Our book scanning effort, now in its eighth year, has put tens of millions of books online. Beyond the obvious benefits of being able to discover books and search through them, the project lets us take a step back and learn what the entire collection tells us about culture and language.
Launched in 2010 by Jon Orwant and Will Brockman, the Google Books Ngram Viewer lets you search for words and phrases over the centuries, in English, Chinese, Russian, French, German, Italian, Hebrew, and Spanish. It’s become popular for both casual explorations into language usage and serious linguistic research, and this summer we decided to provide some new ways to search with it.

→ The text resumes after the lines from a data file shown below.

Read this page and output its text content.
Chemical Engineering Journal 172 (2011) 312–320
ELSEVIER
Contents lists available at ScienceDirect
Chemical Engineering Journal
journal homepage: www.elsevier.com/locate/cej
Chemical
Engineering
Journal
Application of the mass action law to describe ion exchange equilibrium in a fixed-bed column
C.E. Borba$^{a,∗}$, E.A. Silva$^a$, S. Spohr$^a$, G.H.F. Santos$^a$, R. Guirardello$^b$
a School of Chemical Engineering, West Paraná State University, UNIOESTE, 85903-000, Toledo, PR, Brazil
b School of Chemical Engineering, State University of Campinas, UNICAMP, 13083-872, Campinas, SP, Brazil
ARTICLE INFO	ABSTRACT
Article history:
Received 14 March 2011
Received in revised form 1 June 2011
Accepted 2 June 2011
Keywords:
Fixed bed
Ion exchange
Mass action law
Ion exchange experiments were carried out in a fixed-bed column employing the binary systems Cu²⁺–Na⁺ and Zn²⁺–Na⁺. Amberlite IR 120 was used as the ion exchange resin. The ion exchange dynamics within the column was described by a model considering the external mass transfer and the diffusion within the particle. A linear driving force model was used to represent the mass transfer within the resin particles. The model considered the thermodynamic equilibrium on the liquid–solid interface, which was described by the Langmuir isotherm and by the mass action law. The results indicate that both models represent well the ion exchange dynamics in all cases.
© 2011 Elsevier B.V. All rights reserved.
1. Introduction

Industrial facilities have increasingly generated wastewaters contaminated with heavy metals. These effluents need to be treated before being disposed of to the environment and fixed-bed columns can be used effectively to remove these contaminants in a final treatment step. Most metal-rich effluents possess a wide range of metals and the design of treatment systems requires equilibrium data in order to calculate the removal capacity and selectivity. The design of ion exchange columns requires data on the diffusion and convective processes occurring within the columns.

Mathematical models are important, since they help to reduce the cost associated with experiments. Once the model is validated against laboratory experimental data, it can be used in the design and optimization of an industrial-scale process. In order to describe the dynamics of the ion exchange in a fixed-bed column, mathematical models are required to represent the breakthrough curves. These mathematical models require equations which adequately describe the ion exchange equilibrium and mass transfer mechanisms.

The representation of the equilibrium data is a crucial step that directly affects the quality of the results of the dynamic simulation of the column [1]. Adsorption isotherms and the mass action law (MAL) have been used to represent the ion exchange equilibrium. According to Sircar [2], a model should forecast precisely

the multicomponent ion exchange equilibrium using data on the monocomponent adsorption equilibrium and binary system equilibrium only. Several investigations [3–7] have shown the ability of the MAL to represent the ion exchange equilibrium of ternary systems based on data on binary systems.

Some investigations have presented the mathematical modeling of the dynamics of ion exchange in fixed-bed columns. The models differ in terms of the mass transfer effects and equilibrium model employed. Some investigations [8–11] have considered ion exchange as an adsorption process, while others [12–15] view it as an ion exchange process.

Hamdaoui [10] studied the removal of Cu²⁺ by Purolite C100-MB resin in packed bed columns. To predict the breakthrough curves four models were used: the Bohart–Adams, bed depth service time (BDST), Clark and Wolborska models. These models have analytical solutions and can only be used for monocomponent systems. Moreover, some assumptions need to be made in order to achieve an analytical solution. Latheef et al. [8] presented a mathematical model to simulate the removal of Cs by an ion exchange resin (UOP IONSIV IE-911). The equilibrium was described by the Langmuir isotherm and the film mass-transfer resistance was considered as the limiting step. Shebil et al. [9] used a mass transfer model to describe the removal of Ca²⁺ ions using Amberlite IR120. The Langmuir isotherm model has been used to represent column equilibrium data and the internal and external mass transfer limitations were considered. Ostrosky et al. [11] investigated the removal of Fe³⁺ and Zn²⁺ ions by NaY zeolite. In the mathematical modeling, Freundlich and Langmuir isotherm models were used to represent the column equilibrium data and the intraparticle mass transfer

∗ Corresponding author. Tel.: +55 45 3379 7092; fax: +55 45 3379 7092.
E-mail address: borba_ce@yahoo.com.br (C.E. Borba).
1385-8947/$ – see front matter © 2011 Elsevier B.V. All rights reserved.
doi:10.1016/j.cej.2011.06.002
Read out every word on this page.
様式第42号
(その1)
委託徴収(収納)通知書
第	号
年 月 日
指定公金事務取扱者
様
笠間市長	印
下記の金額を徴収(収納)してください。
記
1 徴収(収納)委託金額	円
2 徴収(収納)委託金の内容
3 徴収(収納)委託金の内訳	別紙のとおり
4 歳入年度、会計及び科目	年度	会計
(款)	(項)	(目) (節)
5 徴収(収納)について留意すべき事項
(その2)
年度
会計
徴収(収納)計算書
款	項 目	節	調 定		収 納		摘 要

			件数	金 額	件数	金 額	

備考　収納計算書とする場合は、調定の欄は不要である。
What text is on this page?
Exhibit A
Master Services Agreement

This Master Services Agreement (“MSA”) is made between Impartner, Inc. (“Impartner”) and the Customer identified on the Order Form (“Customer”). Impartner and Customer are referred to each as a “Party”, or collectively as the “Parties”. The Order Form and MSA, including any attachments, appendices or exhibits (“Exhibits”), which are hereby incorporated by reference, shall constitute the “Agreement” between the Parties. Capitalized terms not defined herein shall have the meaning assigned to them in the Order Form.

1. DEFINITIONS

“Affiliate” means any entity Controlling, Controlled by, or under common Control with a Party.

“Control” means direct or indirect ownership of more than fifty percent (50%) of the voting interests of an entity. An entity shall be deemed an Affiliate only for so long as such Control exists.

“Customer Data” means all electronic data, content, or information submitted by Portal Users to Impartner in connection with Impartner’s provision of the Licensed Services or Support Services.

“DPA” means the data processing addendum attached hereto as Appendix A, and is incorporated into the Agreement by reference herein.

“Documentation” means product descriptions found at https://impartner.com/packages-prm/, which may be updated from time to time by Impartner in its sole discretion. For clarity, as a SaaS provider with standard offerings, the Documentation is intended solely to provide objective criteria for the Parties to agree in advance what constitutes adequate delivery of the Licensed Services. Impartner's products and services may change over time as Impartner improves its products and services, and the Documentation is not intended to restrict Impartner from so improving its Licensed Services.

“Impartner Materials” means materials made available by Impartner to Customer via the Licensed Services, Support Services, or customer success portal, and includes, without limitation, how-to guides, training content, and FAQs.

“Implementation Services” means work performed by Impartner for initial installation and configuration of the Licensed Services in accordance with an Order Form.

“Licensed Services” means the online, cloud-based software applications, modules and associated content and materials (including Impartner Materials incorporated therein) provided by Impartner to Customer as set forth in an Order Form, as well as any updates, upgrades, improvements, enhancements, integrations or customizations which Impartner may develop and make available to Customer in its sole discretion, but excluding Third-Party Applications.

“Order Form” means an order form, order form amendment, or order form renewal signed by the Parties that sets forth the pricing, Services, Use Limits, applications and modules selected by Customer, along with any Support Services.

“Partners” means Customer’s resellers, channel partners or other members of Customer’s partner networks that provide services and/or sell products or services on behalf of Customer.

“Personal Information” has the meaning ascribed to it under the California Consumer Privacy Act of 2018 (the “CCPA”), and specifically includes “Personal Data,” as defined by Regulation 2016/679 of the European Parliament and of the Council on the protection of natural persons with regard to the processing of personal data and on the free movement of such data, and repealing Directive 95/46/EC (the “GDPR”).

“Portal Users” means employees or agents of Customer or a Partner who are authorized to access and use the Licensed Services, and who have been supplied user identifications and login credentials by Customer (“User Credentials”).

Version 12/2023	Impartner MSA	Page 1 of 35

With our interns Jason Mann, Lu Yang, and David Zhang, we’ve added three new features. The first is wildcards: by putting an asterisk as a placeholder in your query, you can retrieve the ten most popular replacement. For instance, what noun most often follows “Queen” in English fiction? The answer is “Elizabeth”:
This graph also reveals that the frequency of mentions of the most popular queens has been decreasing steadily over time. (Language expert Ben Zimmer shows some other interesting examples in his Atlantic article.) Right-clicking collapses all of the series into a sum, allowing you to see the overall change.
Another feature we’ve added is the ability to search for inflections: different grammatical forms of the same word. (Inflections of the verb “eat” include “ate”, “eating”, “eats”, and “eaten”.) Here, we can see that the phrase “changing roles” has recently surged in popularity in English fiction, besting “change roles”, which earlier dethroned “changed roles”:
Curiously, this switching doesn’t happen when we add non-fiction into the mix: “changing roles” is persistently on top, with an odd dip in the late 1980s. As with wildcards, right-clicking collapses and expands the data:
Finally, we’ve implemented the most common feature request from our users: the ability to search for multiple capitalization styles simultaneously. Until now, searching for common capitalizations of “Mother Earth” required using a plus sign to combine ngrams (e.g., “Mother Earth + mother Earth + mother earth”), but now the case-insensitive checkbox makes it easier:
As with our other two features, right-clicking toggles whether the variants are shown.
We hope these features help you discover and share interesting trends in language use!